Vasto. Le consigliere Amato e Notaro scrivono al sindaco: il caso in consiglio
VASTO. Vetri rotti con l’erba che copre tutto il pavimento e parte delle antiche mura. Si presentano così i reperti archeologici rinvenuti nel 2012 a piazza Rossetti, durante i lavori di rifacimento della pavimentazione.
Il ritrovamento di mura romane, a due metri e mezzo di profondità rispetto alla piazza, venne accolto con grande soddisfazione dalla Soprintendenza e dalla stessa amministrazione comunale.
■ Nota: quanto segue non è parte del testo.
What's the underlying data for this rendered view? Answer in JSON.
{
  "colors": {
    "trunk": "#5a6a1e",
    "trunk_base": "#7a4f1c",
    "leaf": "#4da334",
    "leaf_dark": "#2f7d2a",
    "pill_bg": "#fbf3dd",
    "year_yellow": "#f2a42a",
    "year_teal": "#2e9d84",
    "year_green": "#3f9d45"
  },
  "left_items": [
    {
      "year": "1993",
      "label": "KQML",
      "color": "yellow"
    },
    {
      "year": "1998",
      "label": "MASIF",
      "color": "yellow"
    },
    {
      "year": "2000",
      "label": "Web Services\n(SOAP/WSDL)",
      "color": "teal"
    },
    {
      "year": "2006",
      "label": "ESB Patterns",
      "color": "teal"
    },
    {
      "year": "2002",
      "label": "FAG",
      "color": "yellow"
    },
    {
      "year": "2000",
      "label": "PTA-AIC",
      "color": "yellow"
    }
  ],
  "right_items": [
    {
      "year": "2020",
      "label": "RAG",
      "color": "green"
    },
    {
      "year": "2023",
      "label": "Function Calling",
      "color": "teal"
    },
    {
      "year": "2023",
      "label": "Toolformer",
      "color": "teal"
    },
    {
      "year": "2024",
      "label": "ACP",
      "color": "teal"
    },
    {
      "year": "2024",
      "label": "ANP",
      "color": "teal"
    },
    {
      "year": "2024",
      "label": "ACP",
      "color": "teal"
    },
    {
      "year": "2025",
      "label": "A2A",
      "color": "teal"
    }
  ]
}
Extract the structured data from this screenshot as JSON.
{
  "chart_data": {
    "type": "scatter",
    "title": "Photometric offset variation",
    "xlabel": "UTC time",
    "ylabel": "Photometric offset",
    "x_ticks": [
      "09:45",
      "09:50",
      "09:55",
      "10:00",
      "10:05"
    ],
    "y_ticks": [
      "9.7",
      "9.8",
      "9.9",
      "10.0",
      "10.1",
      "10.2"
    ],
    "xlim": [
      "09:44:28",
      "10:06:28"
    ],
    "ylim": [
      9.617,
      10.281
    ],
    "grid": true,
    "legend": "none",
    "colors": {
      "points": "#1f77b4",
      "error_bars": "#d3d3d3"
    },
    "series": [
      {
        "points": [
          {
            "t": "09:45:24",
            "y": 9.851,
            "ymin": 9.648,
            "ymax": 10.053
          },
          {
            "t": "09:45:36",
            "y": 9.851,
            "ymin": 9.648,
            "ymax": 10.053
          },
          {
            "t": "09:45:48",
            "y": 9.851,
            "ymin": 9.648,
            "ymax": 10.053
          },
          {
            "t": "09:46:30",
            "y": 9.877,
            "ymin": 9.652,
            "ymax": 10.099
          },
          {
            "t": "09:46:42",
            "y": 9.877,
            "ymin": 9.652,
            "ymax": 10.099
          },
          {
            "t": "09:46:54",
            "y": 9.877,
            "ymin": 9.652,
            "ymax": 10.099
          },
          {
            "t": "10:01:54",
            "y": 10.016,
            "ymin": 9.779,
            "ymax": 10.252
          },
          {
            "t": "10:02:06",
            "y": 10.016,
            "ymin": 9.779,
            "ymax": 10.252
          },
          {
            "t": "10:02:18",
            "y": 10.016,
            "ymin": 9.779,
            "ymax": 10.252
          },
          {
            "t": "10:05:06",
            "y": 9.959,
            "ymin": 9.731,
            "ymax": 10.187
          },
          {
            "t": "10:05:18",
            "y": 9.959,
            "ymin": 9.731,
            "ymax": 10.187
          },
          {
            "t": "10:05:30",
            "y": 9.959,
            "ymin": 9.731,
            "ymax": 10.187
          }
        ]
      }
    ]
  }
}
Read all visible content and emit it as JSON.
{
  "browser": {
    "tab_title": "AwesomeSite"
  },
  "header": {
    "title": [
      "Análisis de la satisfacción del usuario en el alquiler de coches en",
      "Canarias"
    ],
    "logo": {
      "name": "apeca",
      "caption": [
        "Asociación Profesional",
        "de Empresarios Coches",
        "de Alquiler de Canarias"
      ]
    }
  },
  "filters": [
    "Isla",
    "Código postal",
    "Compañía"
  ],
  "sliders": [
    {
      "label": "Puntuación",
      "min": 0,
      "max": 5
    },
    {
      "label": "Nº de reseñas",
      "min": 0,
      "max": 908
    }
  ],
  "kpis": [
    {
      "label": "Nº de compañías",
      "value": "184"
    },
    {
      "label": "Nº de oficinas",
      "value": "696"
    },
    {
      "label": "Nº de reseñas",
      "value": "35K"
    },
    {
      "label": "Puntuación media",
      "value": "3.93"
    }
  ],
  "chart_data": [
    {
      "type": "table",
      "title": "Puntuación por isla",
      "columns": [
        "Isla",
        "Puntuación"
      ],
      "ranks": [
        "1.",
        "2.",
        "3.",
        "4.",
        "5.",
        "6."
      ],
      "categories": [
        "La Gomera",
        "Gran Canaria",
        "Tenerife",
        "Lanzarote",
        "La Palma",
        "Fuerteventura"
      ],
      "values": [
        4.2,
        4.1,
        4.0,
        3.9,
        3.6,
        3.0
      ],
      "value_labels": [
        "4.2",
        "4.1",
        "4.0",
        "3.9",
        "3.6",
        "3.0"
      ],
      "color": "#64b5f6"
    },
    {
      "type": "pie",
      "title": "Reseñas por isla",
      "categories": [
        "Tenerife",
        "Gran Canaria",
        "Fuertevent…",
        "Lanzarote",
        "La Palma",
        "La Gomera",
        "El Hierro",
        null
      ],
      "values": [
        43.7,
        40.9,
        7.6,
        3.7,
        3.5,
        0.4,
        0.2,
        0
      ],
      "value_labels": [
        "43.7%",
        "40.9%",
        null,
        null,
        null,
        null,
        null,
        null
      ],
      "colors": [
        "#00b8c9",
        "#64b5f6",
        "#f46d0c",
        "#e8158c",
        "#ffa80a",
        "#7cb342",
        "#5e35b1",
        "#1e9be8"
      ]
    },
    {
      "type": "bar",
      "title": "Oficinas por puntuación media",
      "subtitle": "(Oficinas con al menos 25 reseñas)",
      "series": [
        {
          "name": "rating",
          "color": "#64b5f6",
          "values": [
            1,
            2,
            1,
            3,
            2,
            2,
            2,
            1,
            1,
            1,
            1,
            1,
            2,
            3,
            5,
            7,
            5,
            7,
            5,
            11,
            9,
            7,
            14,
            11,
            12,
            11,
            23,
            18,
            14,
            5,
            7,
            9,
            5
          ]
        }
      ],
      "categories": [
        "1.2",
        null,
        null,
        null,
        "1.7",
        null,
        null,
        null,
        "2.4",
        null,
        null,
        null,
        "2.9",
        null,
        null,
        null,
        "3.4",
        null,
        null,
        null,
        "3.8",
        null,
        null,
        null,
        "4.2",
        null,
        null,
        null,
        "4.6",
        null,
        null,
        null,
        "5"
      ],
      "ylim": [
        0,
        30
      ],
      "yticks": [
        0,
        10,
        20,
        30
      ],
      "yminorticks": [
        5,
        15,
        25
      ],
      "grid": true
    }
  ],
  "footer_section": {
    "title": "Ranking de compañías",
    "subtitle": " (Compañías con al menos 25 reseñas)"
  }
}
Ma a distanza di 9 anni quei reperti non si presentano nel migliore dei modi. Ne sono convinte Maria Amato e Alessandra Notaro dell’aggregazione civica “La Buona Stagione” che, sull’argomento, hanno presentato una interrogazione all’assessore alla cultura, Nicola Della Gatta.
«Ci troviamo di fronte a un monumento all’incuria con vetri rotti, in genere sporchi e con l’erba muraria che copre tutto il pavimento e parte della mura», sostengono le due consigliere comunali, «il danneggiamento del vetro, pur non essendo completo interferisce con la tenuta e la calpestabilità, la presenza dell’erba muraria è il segno che la copertura ha garantito l’equilibrio della umidità che potrebbe anche avere ripercussioni sulla base della vicina Torre di Bassano. Inoltre nei pressi dell’area non ci sono chiari riferimenti alla storia del ritrovamento e alle ipotesi archeologiche ad esso collegate». Nell’evidenziare «che quello scavo, meta di visite guidate nel centro storico, non rappresenta un biglietto da visita per la città di cui essere fieri, proprio per la mancanza di decoro di uno dei punti più centrali e peggio illuminati di piazza Rossetti», Amato e Notaro chiedono quindi se sono state effettuate prove di carico sui vetri danneggiati e se i risultati garantiscono la sicurezza per chi si trovi a calpestarli, se siano stati effettuati sopralluoghi e come si ritiene di intervenire sulla Soprintendenza per restituire decoro a quella parte di piazza Rossetti. (a.b.)